Quando entrego a meu filho um livro, mesmo que ele ainda não saiba ler, mesmo que morda as páginas ou apenas observe as figuras, estou propondo a ele um pacto de pertencimento. Um convite ao mundo das palavras, das ideias e das possibilidades. Estou, ainda que de forma simbólica, oferecendo as ferramentas para que um dia ele seja um cidadão consciente, capaz de compreender que viver em sociedade exige escolhas, limites e responsabilidades.
Rousseau defende que a legitimidade de um governo nasce do consentimento dos governados, e que o pacto social deve buscar o bem comum. Não se pode esperar esse senso de coletividade e justiça de alguém a quem foi negado, desde o início da vida, o acesso ao conhecimento e à sensibilidade.
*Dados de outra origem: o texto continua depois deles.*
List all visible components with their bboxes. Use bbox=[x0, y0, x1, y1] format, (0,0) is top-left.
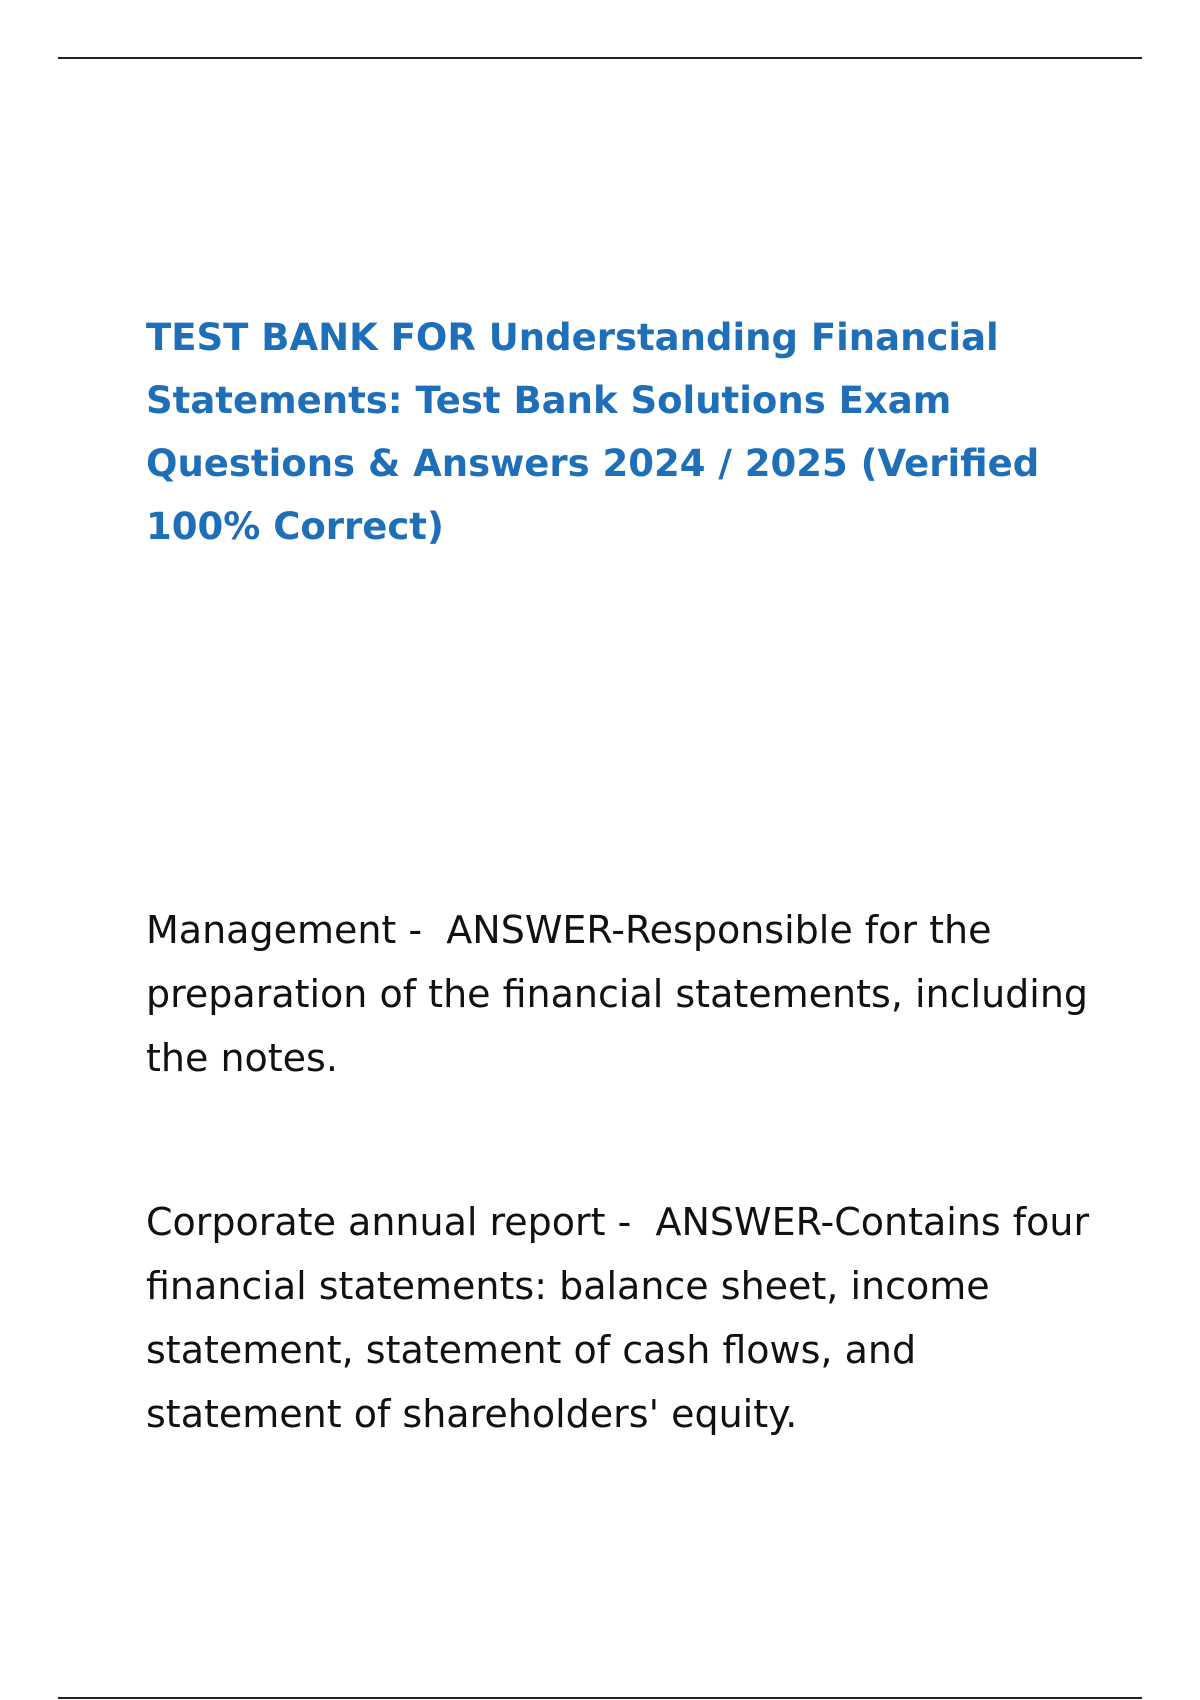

Ler, ou ter acesso à leitura, é uma forma de cidadania. É um direito, mas também um gesto de construção social.
Então, não é apenas por amor ou pelo desenvolvimento cognitivo que entrego livros a Eben Howard. É por acreditar que esse gesto simples é, também, um ato político. Uma semente plantada para que ele saiba, desde cedo, que o mundo pode ser mais justo, mais livre e mais bonito, especialmente quando visto pelas páginas de um bom livro.